## Model Training


#### Life cycle 

- Data Collection
- Data Checks to perform
- Exploratory data analysis
- Data Pre-Processing
- Model Training
- Choose best model

### 1) Problem statement
- Implement a pipeline that automatically encodes to a vector
space the candidate information.


### 2) Data Collection
- Dataset Source - data/candidates.cs

### 2.1 Import Data and Required Packages
####  Importing Pandas, Numpy, Matplotlib, Seaborn and Warings Library.

In [1]:
import numpy as np
import pandas as pd
import seaborn as sns
import matplotlib.pyplot as plt
from sentence_transformers import SentenceTransformer
import re
import json
import pickle
from tqdm import tqdm
%matplotlib inline
import warnings
warnings.filterwarnings('ignore')

  from .autonotebook import tqdm as notebook_tqdm


#### Import the CSV Data as Pandas DataFrame

In [2]:
df = pd.read_csv('data/candidates.csv')

#### Show Top 5 Records

In [3]:
df.head()

Unnamed: 0,LI - List of Experience Information
0,"[{'company':'Next Billion Advisors','title':'P..."


#### Shape of the dataset

In [4]:
df.shape

(1, 1)

### 3. Data Checks to perform

- Check Missing values
- Check Duplicates
- Check data type
- Check the number of unique values of each column
- Check statistics of data set
- Check various categories present in the different categorical column

### 3.1 Check Missing values

In [5]:
df.isna().sum()

LI - List of Experience Information    0
dtype: int64

#### There are no missing values in the data set

### 3.2 Check Duplicates

In [6]:
df.duplicated().sum()

0

#### There are no duplicates  values in the data set

### 3.3 Check data types

In [7]:
# Check Null and Dtypes
df.info()

<class 'pandas.core.frame.DataFrame'>
RangeIndex: 1 entries, 0 to 0
Data columns (total 1 columns):
 #   Column                               Non-Null Count  Dtype 
---  ------                               --------------  ----- 
 0   LI - List of Experience Information  1 non-null      object
dtypes: object(1)
memory usage: 140.0+ bytes


### 3.4 Checking the number of unique values of each column

In [8]:
df.nunique()

LI - List of Experience Information    1
dtype: int64

### 3.5 Check statistics of data set

In [9]:
df.describe()

Unnamed: 0,LI - List of Experience Information
count,1
unique,1
top,"[{'company':'Next Billion Advisors','title':'P..."
freq,1


### 3.7 Exploring Data

In [10]:
df.head()

Unnamed: 0,LI - List of Experience Information
0,"[{'company':'Next Billion Advisors','title':'P..."

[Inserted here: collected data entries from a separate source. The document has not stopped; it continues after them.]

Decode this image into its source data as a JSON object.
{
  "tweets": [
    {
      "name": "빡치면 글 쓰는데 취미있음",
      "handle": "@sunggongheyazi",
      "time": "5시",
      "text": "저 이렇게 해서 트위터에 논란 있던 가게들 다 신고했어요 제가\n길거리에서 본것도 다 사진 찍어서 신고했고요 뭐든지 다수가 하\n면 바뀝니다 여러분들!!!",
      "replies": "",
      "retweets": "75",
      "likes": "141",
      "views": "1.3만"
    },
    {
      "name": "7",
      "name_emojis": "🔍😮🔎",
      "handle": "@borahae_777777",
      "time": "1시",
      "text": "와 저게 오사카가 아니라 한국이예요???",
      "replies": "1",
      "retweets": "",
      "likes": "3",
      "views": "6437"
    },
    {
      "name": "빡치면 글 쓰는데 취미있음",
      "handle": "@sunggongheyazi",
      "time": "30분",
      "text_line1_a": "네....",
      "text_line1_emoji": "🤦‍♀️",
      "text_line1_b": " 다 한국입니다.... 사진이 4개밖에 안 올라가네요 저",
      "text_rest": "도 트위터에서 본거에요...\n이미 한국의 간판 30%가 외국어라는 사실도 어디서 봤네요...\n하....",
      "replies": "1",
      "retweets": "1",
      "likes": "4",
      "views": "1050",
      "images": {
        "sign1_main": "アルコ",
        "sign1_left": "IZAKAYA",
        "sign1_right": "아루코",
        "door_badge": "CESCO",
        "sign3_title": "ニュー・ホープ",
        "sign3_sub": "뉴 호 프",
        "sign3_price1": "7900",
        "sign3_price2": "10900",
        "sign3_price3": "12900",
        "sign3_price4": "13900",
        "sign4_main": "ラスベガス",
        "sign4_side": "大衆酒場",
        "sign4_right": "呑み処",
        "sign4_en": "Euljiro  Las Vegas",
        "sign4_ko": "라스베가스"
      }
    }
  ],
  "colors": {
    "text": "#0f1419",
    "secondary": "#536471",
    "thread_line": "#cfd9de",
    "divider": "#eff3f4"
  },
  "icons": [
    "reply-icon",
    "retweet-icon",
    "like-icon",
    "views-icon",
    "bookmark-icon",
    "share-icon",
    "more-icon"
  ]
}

### Define a function to extract relevant information on the candidates

In [11]:


def extract_info(row):
    experiences_str = row['LI - List of Experience Information'].replace('null', 'None')

    try:
        experiences = json.loads(experiences_str) if experiences_str != 'None' else []
    except json.JSONDecodeError:
        experiences = []

    titles = [exp['title'] for exp in experiences]
    description = [exp['description'] for exp in experiences]
    return titles, description

### Extract the relevant information on the candidates

In [12]:
df[['Job Titles', 'Description']] = df.apply(
    lambda row: pd.Series(extract_info(row)), axis=1)
df['inputCandidate'] = df.apply(lambda row: [re.sub(r'\s+', ' ', re.sub(r'[^\w\s]', '', title + ' ' + description))
                                                if title is not None and description is not None else '' for title, description in zip(row['Job Titles'], row['Description'])], axis=1)

### Load the SentenceTransformer model

In [48]:
model = SentenceTransformer('all-mpnet-base-v2')

.gitattributes: 100%|██████████| 1.18k/1.18k [00:00<00:00, 2.42MB/s]
1_Pooling/config.json: 100%|██████████| 190/190 [00:00<00:00, 552kB/s]
README.md: 100%|██████████| 10.6k/10.6k [00:00<00:00, 13.8MB/s]
config.json: 100%|██████████| 571/571 [00:00<00:00, 3.86MB/s]
config_sentence_transformers.json: 100%|██████████| 116/116 [00:00<00:00, 473kB/s]
data_config.json: 100%|██████████| 39.3k/39.3k [00:00<00:00, 189kB/s]
pytorch_model.bin: 100%|██████████| 438M/438M [10:42<00:00, 682kB/s] 
sentence_bert_config.json: 100%|██████████| 53.0/53.0 [00:00<00:00, 96.9kB/s]
special_tokens_map.json: 100%|██████████| 239/239 [00:00<00:00, 552kB/s]
tokenizer.json: 100%|██████████| 466k/466k [00:00<00:00, 564kB/s]
tokenizer_config.json: 100%|██████████| 363/363 [00:00<00:00, 761kB/s]
train_script.py: 100%|██████████| 13.1k/13.1k [00:00<00:00, 10.1MB/s]
vocab.txt: 100%|██████████| 232k/232k [00:00<00:00, 507kB/s]
modules.json: 100%|██████████| 349/349 [00:00<00:00, 762kB/s]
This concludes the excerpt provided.